5 Tips For Keeping Pets Calm During Halloween

dog in halloween costumes

Halloween is many people’s favorite day of the year, but for our four-legged family members, it can be very scary! All of a sudden, nothing is what it seems; even the days leading up to Halloween can be spooky.

There are various hazards including candy, costumes, children, constantly ringing doorbells, and decorations. It can be a dangerous and frightening time of year for our pets, but they will be a little safer if you follow our 5 tips to help calm your pets during Halloween.

1. Calm Their Nerves Naturally

A calming supplement is perfect for the days leading up to Halloween and then for the spookiest night itself. Seek a natural, herbal combination of valerian root and passionflower that mimics their own ‘calming’ neurotransmitters.

It may be used year-round by pet parents with dogs that suffer from anxiety, or for occasional anxious events like car rides to the vet, or storm or firework phobia.

2. Keep the Treats Away From Pets

Candy is for human trick-or-treaters only. Almost all candies are dangerous to our four-legged children and many can be very toxic. Avoid all forms of chocolate, but dark or baking chocolate is the worst! Sugar-free candies can contain the artificial sweetener, xylitol, which is very toxic in tiny quantities for cats and dogs. If you suspect your pet has ingested something toxic, please call your veterinarian or the ASPCA Poison Control Center at (888) 426-4435 immediately.

3. Don’t Force Your Pet Into a Costume

If your pet loves dressing up – then by all means have them join in the fun. But some pets obviously hate being put into a costume. They’ll freeze with their tail between their legs, or try to take it off.

If this is the case and you do not have a Halloween-loving pet, it’s best not to force the issue. Don’t forget, there could be other pets out there with costumes and your pet may react unpredictably to those, too.

If your pet does love to dress up, make sure you put the costume on in advance so that he/she becomes used to it. This is the time to make adjustments; make sure your pet can see, walk, and move normally. Try walking around to make sure there are no surprises on his/her big night out, and never leave a pet unattended in a costume.

4. Halloween Is Only Fun If Everyone Makes it Home Safely!

Current ID tags and licenses with a microchip can be lifesavers for a lost pet. We believe a microchip is a must if you’re going out on Halloween. These are tiny identification chips that are injected under the skin by your vet. If lost, a shelter can scan your pet and the chip will provide information that leads them back to you. This might not be a bad idea for your pet even if you don’t leave the house.
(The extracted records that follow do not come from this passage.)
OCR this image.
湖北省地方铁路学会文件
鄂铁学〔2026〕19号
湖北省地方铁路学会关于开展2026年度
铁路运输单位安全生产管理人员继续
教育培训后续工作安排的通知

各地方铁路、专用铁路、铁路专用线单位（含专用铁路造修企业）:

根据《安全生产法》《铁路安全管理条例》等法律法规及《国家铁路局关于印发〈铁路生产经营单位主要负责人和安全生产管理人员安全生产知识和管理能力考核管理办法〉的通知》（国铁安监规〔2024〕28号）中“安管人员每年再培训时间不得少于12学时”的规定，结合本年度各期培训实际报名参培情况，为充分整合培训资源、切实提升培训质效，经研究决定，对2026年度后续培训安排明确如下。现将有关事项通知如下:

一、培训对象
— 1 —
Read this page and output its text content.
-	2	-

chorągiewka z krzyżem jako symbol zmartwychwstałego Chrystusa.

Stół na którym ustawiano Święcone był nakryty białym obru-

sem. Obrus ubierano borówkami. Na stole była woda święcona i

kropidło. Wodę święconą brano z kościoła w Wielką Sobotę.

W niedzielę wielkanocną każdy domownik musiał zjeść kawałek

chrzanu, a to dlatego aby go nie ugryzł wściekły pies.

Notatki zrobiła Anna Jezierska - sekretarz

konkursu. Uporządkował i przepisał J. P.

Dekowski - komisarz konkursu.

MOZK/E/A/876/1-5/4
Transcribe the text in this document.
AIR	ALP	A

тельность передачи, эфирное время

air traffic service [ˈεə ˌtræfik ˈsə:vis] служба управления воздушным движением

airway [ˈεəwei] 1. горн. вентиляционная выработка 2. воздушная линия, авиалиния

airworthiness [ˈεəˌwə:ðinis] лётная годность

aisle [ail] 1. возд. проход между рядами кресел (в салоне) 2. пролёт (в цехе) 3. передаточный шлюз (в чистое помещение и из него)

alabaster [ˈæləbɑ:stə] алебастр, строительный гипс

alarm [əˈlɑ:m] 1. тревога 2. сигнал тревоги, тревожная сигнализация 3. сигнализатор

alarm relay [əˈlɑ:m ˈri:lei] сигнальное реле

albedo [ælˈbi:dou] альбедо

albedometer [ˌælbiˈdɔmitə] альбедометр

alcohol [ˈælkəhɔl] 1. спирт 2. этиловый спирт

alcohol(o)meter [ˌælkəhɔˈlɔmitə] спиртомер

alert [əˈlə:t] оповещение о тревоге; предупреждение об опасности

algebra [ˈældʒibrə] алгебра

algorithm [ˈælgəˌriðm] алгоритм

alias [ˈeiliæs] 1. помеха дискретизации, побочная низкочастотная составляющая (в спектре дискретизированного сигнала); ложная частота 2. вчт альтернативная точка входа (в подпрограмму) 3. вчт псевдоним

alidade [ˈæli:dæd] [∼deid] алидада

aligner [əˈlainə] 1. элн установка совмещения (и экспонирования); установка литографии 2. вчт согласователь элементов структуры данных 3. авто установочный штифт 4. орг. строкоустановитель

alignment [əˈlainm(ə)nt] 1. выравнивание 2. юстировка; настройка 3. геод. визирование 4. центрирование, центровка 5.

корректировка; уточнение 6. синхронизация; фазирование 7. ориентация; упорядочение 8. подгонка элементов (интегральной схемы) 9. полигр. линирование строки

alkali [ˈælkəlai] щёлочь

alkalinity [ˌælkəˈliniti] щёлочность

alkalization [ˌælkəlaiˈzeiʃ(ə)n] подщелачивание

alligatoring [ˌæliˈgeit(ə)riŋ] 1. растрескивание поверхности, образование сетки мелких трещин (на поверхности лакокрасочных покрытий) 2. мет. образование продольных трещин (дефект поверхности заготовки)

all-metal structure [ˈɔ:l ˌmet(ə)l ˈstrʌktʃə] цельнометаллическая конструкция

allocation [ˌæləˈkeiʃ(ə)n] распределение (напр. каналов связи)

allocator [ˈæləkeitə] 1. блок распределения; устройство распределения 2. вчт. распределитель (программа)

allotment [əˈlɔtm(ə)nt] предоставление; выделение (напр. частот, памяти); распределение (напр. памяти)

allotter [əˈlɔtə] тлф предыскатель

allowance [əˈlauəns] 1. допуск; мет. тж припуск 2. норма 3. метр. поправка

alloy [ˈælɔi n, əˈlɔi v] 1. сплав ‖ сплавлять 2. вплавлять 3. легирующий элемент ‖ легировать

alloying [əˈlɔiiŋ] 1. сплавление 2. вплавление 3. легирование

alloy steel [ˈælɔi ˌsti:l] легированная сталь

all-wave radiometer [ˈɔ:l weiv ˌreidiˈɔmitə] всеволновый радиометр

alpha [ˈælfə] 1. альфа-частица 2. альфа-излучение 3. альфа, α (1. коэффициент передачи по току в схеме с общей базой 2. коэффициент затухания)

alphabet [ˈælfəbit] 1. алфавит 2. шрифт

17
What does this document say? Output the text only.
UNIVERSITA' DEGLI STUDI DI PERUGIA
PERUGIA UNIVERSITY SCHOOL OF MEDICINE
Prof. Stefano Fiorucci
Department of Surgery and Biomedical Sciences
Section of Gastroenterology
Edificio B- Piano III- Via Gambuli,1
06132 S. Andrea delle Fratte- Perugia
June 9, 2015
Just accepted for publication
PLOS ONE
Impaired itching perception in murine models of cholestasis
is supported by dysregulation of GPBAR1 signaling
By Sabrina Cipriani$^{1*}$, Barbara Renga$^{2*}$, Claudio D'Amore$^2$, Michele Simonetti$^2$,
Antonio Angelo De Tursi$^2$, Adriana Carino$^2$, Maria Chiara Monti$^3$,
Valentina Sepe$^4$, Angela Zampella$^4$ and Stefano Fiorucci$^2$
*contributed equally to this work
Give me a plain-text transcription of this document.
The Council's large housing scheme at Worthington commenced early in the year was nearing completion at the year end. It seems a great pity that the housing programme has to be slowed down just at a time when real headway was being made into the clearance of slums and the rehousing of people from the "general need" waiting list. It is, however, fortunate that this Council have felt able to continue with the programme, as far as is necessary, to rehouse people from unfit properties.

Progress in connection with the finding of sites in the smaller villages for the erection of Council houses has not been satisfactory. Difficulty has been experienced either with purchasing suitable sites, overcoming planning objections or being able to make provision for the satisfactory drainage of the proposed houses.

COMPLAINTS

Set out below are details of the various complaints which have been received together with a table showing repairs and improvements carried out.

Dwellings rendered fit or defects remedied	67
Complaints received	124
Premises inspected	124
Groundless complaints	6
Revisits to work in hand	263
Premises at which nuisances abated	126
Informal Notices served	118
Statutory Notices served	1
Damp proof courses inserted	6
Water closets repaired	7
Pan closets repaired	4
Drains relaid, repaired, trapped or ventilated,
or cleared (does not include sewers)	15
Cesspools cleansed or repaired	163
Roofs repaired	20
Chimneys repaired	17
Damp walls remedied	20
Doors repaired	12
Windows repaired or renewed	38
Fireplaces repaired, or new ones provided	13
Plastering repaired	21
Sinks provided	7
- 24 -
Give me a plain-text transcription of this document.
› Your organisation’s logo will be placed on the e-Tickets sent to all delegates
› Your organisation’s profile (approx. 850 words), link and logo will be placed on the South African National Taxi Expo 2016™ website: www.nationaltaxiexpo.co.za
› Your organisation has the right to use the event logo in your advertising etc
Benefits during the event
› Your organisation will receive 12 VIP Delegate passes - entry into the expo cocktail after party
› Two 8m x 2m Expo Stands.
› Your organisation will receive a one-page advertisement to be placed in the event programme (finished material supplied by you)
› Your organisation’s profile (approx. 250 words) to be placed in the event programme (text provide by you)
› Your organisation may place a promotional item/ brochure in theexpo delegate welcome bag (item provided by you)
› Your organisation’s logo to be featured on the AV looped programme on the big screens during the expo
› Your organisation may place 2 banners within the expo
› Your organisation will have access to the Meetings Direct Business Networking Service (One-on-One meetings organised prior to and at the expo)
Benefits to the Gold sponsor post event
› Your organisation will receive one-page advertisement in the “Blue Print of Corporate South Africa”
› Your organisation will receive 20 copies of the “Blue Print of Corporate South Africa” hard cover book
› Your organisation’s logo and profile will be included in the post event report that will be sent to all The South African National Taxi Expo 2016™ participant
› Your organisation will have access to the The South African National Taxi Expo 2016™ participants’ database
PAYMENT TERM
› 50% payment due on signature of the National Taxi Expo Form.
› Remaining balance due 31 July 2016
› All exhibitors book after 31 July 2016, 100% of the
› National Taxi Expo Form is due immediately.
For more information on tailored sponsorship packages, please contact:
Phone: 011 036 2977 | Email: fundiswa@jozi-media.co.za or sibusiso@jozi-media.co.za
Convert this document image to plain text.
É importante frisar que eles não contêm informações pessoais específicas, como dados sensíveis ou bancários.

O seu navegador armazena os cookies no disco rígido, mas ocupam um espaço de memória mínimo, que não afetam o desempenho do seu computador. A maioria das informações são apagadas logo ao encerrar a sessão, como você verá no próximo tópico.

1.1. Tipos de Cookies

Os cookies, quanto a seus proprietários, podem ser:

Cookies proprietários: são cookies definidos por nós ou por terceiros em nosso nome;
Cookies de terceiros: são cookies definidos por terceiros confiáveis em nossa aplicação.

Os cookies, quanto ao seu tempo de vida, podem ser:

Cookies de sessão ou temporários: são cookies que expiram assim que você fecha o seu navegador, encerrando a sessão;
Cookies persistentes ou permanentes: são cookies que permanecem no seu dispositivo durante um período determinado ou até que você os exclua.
The constant doorbell ringing spooks many pets and the repetitive door opening and closing can lead a scared pet to run away.

5. Scary Decorations

Scary decorations are even scarier to our pets, so keep them at a safe distance! Dogs can easily knock over the carved jack-o-lantern and start a fire. Puppies and kittens are especially at risk of getting burned by a candle flame, due to curiosity or getting electrocuted from chewing on the cords of lights and motorized decorations.

Just going on a walk on the days before Halloween can be scary! Pets can recognize faces, and many scary lawn or window decorations with faces or masks are placed at ‘dog height’ and will spook them.

Halloween can be fun and safe for your pets, but only if you prepare well and follow our tips. Keep all pets leashed the entire time if they go trick or treating with you. Use a calming supplement the days before and during Halloween. Lighted harnesses and collars provide an added layer of safety. Keep them away from candy, and don’t make them do anything or go anywhere they don’t want to go. If you do all this and keep your eyes and ears open – you’ll have a great time with your pet on our spookiest day!